Bagaimana ini semua bisa terjadi? bagi anda warga Purworejo tentu tahu pak Marsaid (mantan bupati Purworejo) dan kasus yang menimpa dirinya. Kasusnya lebih memalukan dibandingkan pak Kelik, dia harus rela namanya dicantumkan pada media massa sebagai musuh pendidikan yakni dengan mengkorupsi pengadaan buku perpustakaan senilai Rp8,97 miliar.  Mungkinkah anda berpikir ada kaitanya antara kasus pak Marsaid dan pak Kelik, jika anda berpikir demikian, memang begitulah kondisinya.
Kelemahan pak Kelik dibandingkan pak Marsaid adalah mengenai link mereka di pusat, sedangkan pak Marsaid tidak mampu membendung tuntutan putra buahnya dalam budaya korupsi berjama'ah.

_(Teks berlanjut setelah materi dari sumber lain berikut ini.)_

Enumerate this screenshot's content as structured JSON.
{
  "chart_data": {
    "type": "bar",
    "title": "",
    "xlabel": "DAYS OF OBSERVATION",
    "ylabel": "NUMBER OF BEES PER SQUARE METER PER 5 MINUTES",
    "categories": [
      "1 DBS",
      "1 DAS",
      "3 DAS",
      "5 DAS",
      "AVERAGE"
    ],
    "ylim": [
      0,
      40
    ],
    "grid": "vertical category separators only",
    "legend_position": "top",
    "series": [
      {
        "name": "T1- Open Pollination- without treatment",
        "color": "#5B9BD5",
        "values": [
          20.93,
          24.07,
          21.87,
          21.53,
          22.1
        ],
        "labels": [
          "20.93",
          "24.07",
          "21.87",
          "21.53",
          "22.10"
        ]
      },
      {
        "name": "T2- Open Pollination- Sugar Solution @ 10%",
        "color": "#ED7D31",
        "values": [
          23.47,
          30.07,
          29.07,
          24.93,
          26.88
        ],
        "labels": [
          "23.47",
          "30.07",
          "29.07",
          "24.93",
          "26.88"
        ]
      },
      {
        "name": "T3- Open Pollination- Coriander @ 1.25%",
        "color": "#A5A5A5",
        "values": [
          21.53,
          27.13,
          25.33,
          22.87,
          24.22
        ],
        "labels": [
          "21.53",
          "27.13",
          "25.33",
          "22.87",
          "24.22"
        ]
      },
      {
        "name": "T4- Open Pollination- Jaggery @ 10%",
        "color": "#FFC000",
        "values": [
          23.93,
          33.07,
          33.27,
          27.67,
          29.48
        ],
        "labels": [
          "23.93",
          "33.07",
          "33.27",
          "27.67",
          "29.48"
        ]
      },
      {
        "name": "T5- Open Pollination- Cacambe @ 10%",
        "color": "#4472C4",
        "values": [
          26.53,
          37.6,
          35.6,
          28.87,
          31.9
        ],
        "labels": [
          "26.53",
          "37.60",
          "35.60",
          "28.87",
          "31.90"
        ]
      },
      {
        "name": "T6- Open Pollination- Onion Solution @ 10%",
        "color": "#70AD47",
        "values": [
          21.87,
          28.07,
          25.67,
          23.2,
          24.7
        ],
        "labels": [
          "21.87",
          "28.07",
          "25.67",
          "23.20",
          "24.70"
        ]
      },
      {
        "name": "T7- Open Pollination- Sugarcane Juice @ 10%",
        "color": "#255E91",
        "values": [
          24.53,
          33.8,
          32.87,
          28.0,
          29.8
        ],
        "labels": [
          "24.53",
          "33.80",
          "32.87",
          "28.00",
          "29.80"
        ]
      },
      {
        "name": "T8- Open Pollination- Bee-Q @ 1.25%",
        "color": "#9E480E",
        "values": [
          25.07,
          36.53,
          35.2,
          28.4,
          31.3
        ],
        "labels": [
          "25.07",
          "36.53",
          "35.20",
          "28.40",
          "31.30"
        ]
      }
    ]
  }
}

Layaknya perang, politik juga menggunakan peluang untuk mengalahkan oposisinya, yang mana celah sdikit bisa menjadi jurang besar. Tidak ada jaminan orang baik bisa bertahan dan apalagi sebaliknya, karena intrik yang begitu kejam. Setelah menghirup nafas segar usai divonis hukuman penjara 4 tahun dan denda Rp.100 juta, subsider enam bulan penjara, pak Marsaid, SH, Msi diketahui adalah orang dekat pak Airman (menteri Pembangunan Daerah Tertinggal). Keinitiman tersebut berbuah manis, provokasi yang dilakukan pak Marsaid terhadap pak Airman berbentuk konflik dominasi (partai) daerah, akhirnya berhasil juga. 
Sekarang tinggal memainkan personal kunci berikutnya, Ir Akhmad Fauzi MA (Sekertaris Daerah) dibawah pimpinan Kelik Sumrahadi, S.sos, MM. Dengan memanfaatkan ambisinya menduduki kursi "panas", pak Marsaid melihatnya sebagai potensi untuk membalas perlakuan Kelik terhadap dirinya dulu. Pada akhirnya skenario apik tersebut berhasil sesuai tujuan.